Otherwise, Boise State would have to route/NAT one of those 132.178 IPs directly to their 10 dot (or 192.168) system IP.
[which would require DHCP reservation/static IP and putting that system into a DMZ (at the least)]
But we must begin at the beginning...
IPv6 to the rescue!
(That they don't have)
(I didn't think of dns-01, good idea.)
I understand. But my goal is to learn to achieve this only on my machine for the moment.
But you can't get a cert from a trusted CA by just "making up" a domain name on your private network.
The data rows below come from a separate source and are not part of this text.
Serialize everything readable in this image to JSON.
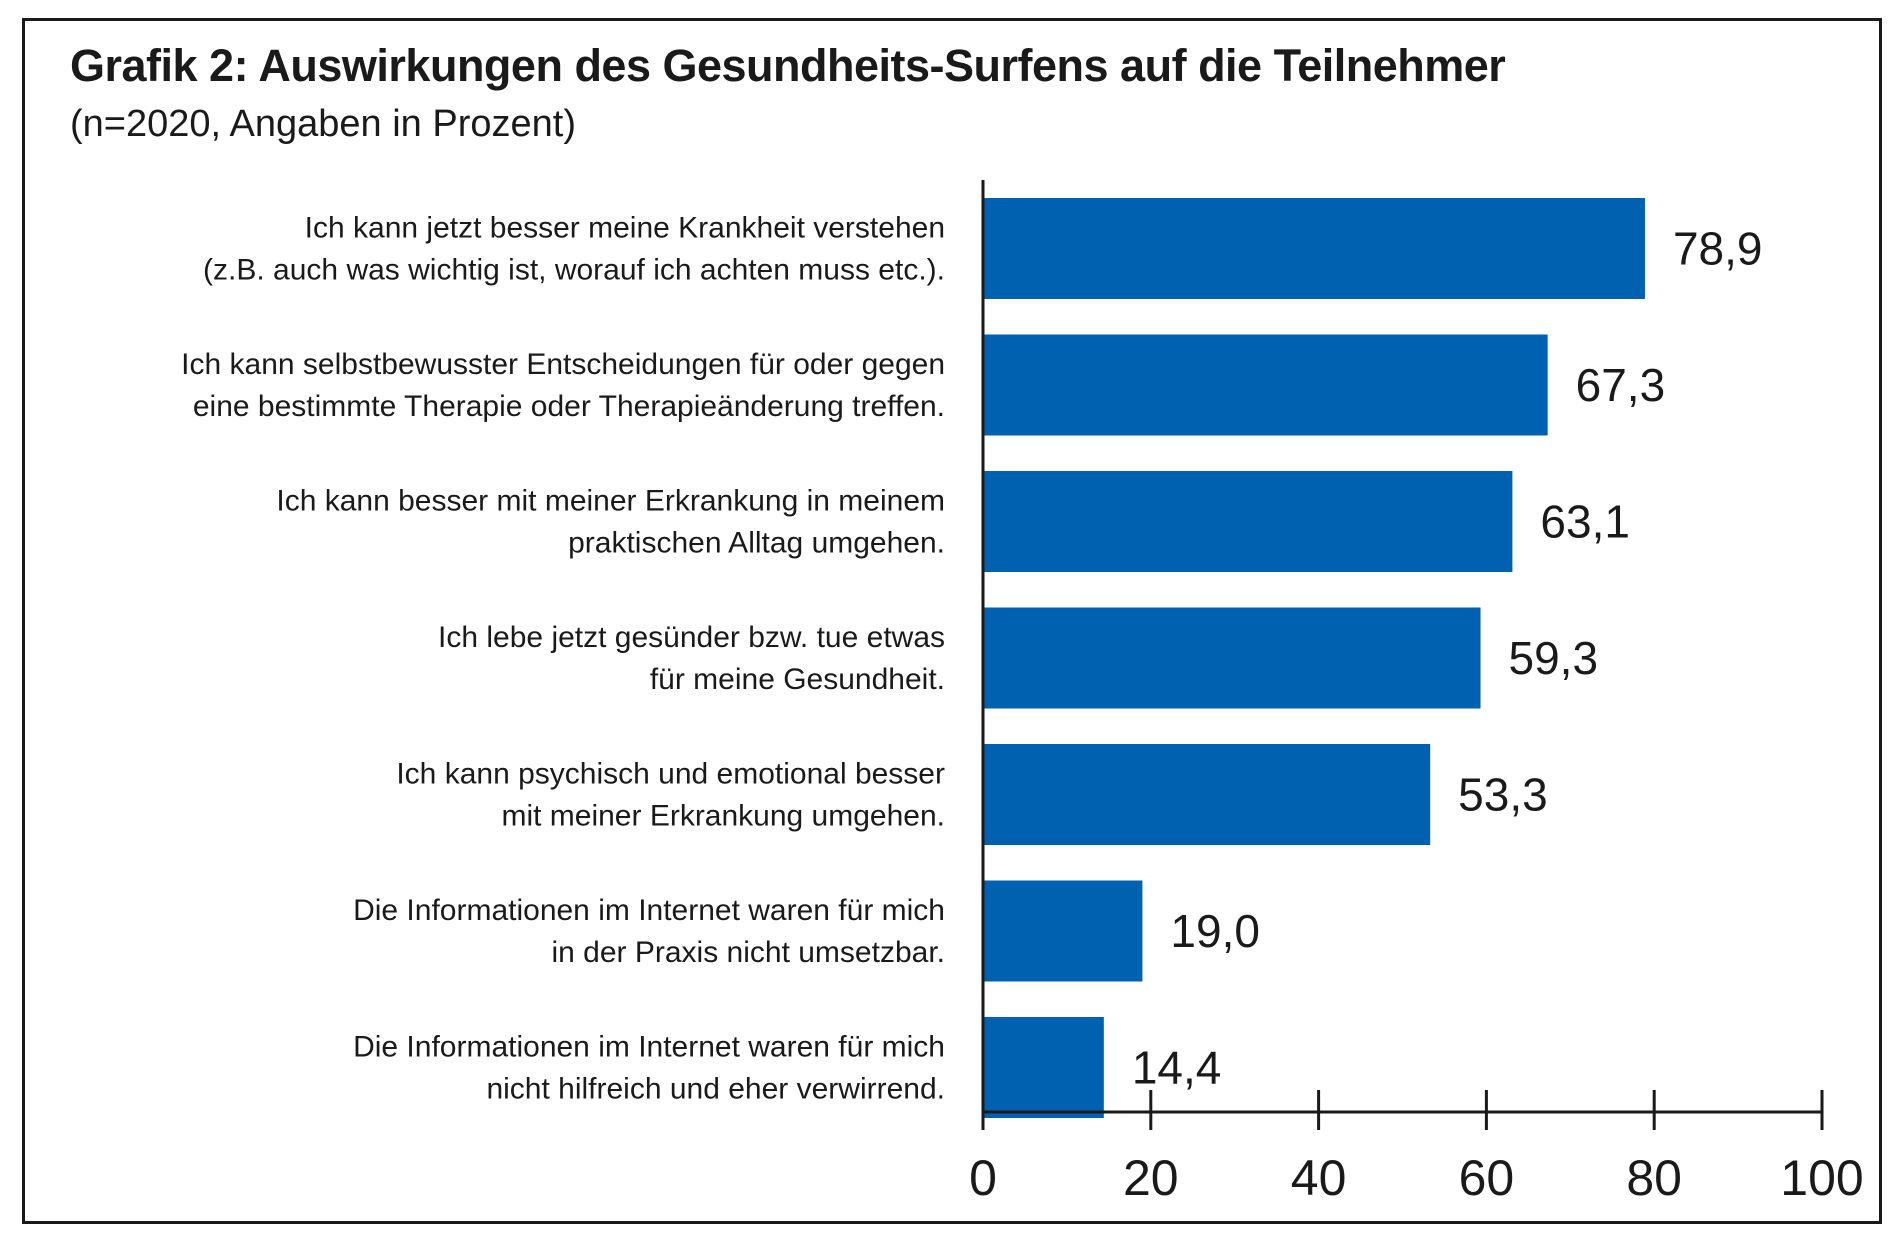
{
  "header": {
    "title": "Grafik 2: Auswirkungen des Gesundheits-Surfens auf die Teilnehmer",
    "subtitle": "(n=2020, Angaben in Prozent)"
  },
  "chart_data": {
    "type": "bar",
    "orientation": "horizontal",
    "title": "Grafik 2: Auswirkungen des Gesundheits-Surfens auf die Teilnehmer",
    "subtitle": "(n=2020, Angaben in Prozent)",
    "xlabel": "",
    "ylabel": "",
    "xlim": [
      0,
      100
    ],
    "ticks": [
      0,
      20,
      40,
      60,
      80,
      100
    ],
    "grid": false,
    "bar_color": "#0061b0",
    "categories": [
      [
        "Ich kann jetzt besser meine Krankheit verstehen",
        "(z.B. auch was wichtig ist, worauf ich achten muss etc.)."
      ],
      [
        "Ich kann selbstbewusster Entscheidungen für oder gegen",
        "eine bestimmte Therapie oder Therapieänderung treffen."
      ],
      [
        "Ich kann besser mit meiner Erkrankung in meinem",
        "praktischen Alltag umgehen."
      ],
      [
        "Ich lebe jetzt gesünder bzw. tue etwas",
        "für meine Gesundheit."
      ],
      [
        "Ich kann psychisch und emotional besser",
        "mit meiner Erkrankung umgehen."
      ],
      [
        "Die Informationen im Internet waren für mich",
        "in der Praxis nicht umsetzbar."
      ],
      [
        "Die Informationen im Internet waren für mich",
        "nicht hilfreich und eher verwirrend."
      ]
    ],
    "values": [
      78.9,
      67.3,
      63.1,
      59.3,
      53.3,
      19.0,
      14.4
    ],
    "value_labels": [
      "78,9",
      "67,3",
      "63,1",
      "59,3",
      "53,3",
      "19,0",
      "14,4"
    ]
  }
}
Then you should install one of these:
Actually I want to do something like in this video
How To Install Free SSL Certificate on Ubuntu web Server - YouTube
That's fine. It describes using certbot to get a cert from Let's Encrypt. But you need a public domain name bought from a registrar. You will then get access to the DNS records that will be required.
You cannot make that work with a private "made up" domain name. Sadly, someone else already owns erica.com
I got it. My final question is - if I make privately a fairly new website/domain(which is never used), will that be working by using certbot?
Register a domain yourself using any domain registrar (Cloudflare.com, GoDaddy, Google Domains, Namecheap etc), you will then "control" the domain and you can point it at the IP address of a real webserver you run.
To then use Certbot to get a certificate for that site your site needs to be accessible over the public internet (e.g. anyone needs to be able to browse to it). If you don't want to do it that way you can use DNS validation instead (which updates your DNS with a special validation record every time you need to renew your cert).
The root of the issue here is not to do with Certbot, you just don't know how websites and domains work - which is fine, most people don't know that either, you can learn.
No. It has to be a public registered name as webprofusion describes.